Oireachtas Joint and Select Committees

Thursday, 11 May 2017

Joint Oireachtas Committee on Health

Vaccination Programme: Discussion

9:00 am

Photo of Bernard DurkanBernard Durkan (Kildare North, Fine Gael) | Oireachtas source

All my contributions have been limited and sometimes even truncated. I apologise to our guests for arriving late. I was attempting tri-location, not under medical supervision, but I tried it and it did not work. I thank the witnesses for their submission. I am familiar with the territory. I come from a generation which, to a large extent, was pre-vaccination. I have family experiences from that particular time. It is true that many deaths occurred as a result of the lack of that kind of treatment in the 1940s, 1950s and even into the 1960s. I was a member of what was originally a large family but it did not finish up that way. There are salutary lessons to be learned from that. As public representatives, we have a duty that when an issue is raised, we have to be reasonably certain what we are telling the public is accurate to the best of our ability to prove it. I have no doubt at all that, generally speaking, the vaccination programme is in the best interests of children and families and the health of the nation. However, we live in a world of mass media communication and social media where quite a number of diverse opinions arise. Sometimes they are backed up scientifically and sometimes they are not. To what extent can the witnesses respond to these claims when they arise?

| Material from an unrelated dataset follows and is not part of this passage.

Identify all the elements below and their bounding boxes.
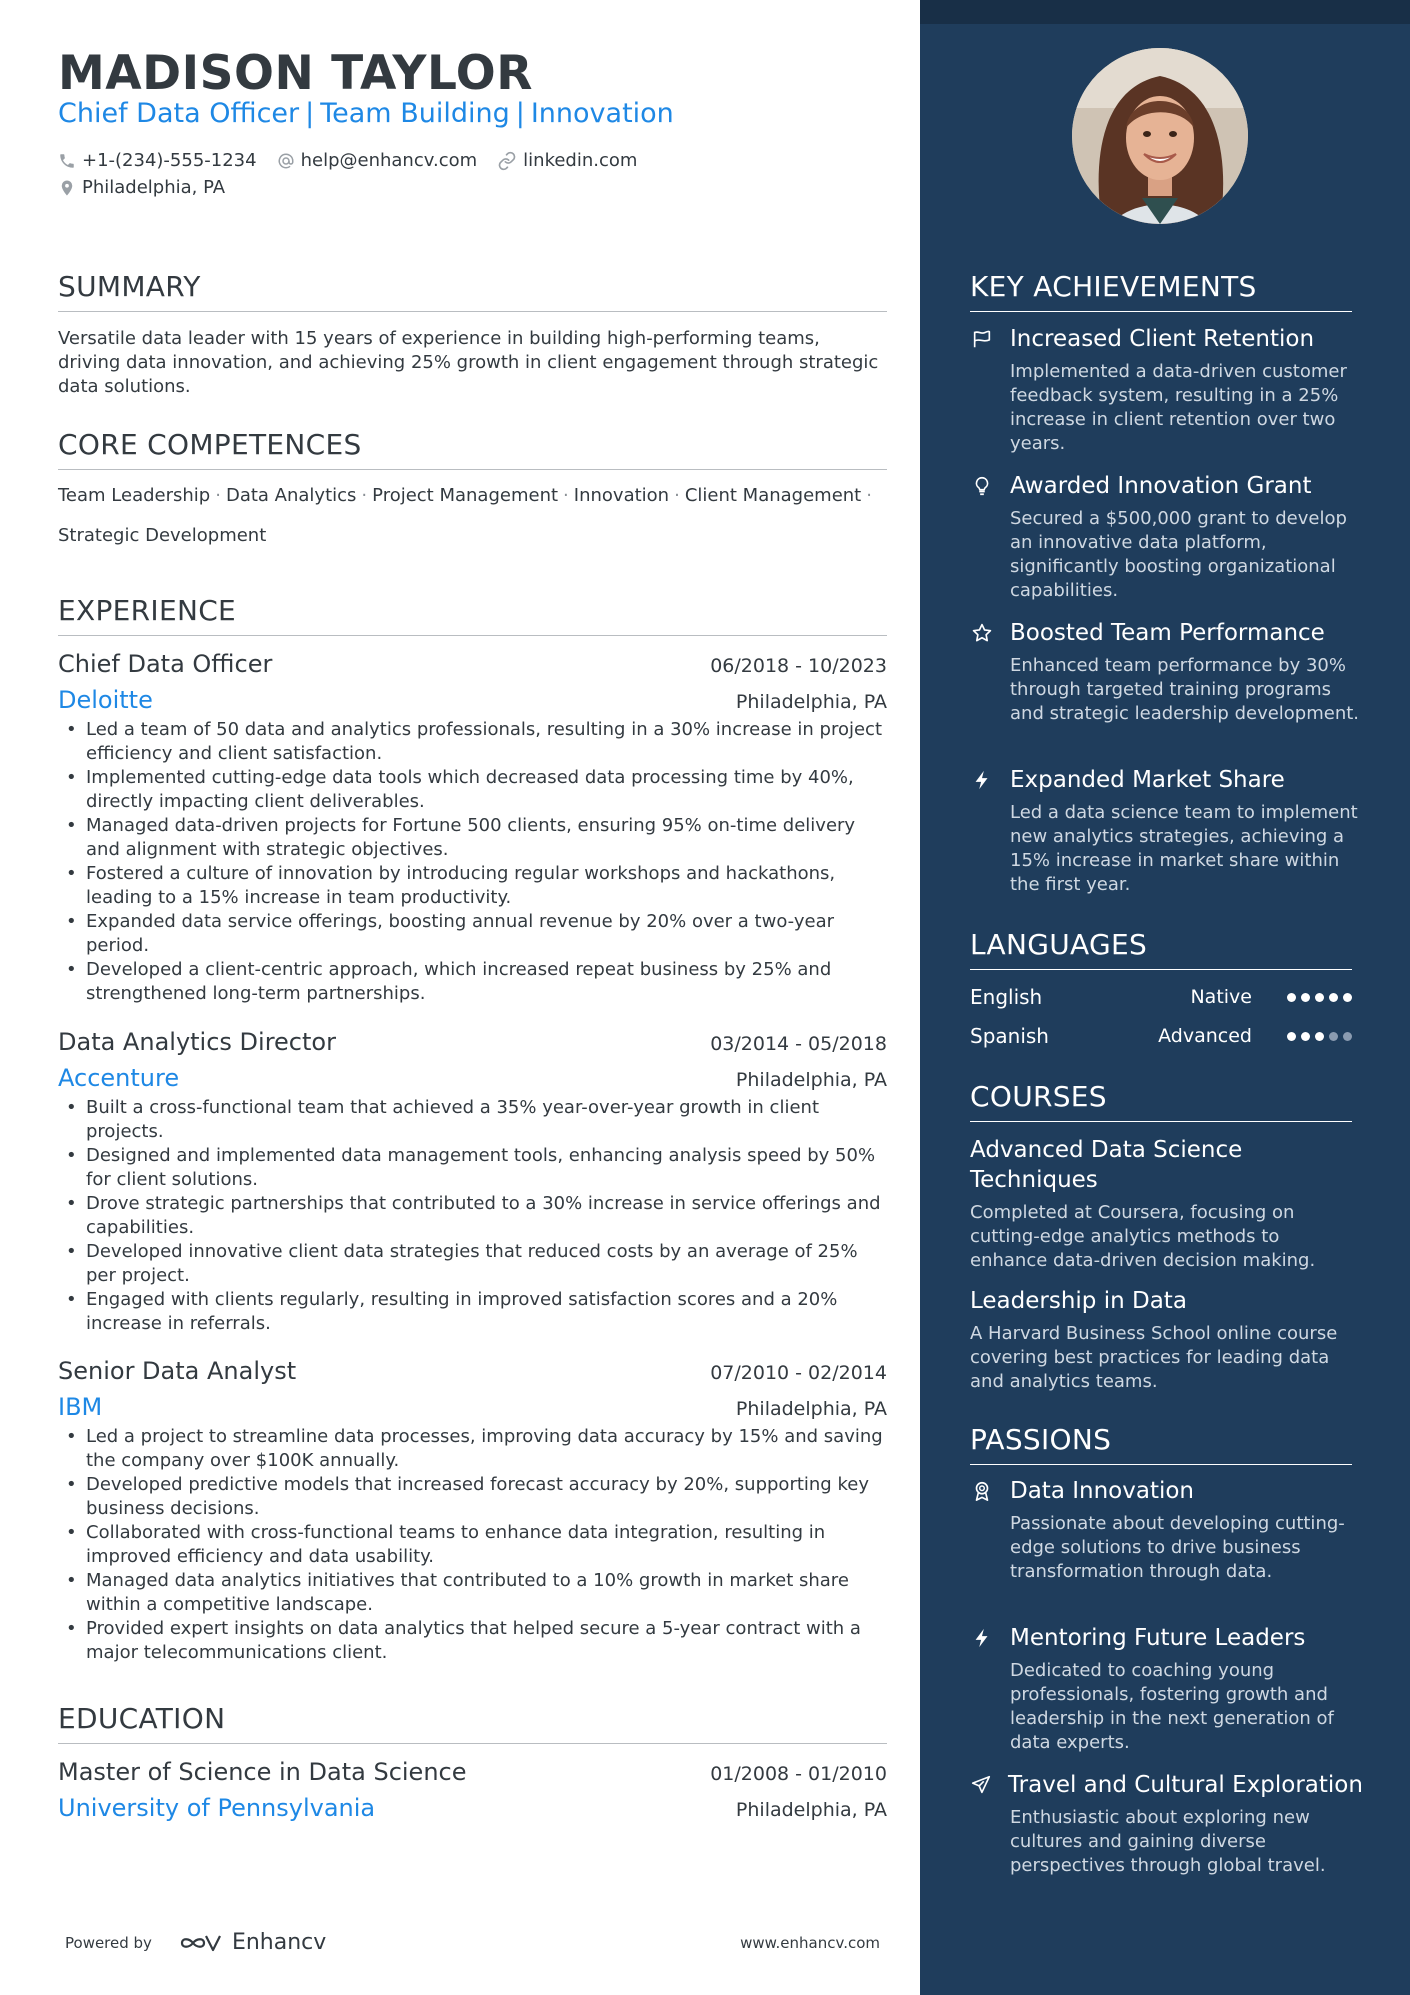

Are the witnesses satisfied that to the best of their ability the reaction to or the side effects of particular vaccinations can be more profound or long-lasting that others? That is just by way of reassurance that when we stand over something, we know exactly what we are talking about. Otherwise, we as public representatives and the medical profession can be accused of not testing sufficiently the issues that come before us. We as Members of both Houses have had numerous experiences over the years of issues arising, sometimes ones which we were not alert to in the time we should have been. Sometimes we were wrong and sometimes we were right.

Those are my questions. With regard to the metabolism of individual children are there exceptions to the rule? As a result of those exceptions to the rule in the metabolism of the child, can there be very different outcomes? I would like clarification on that. I thank the Chairman. That was my usual truncated fashion.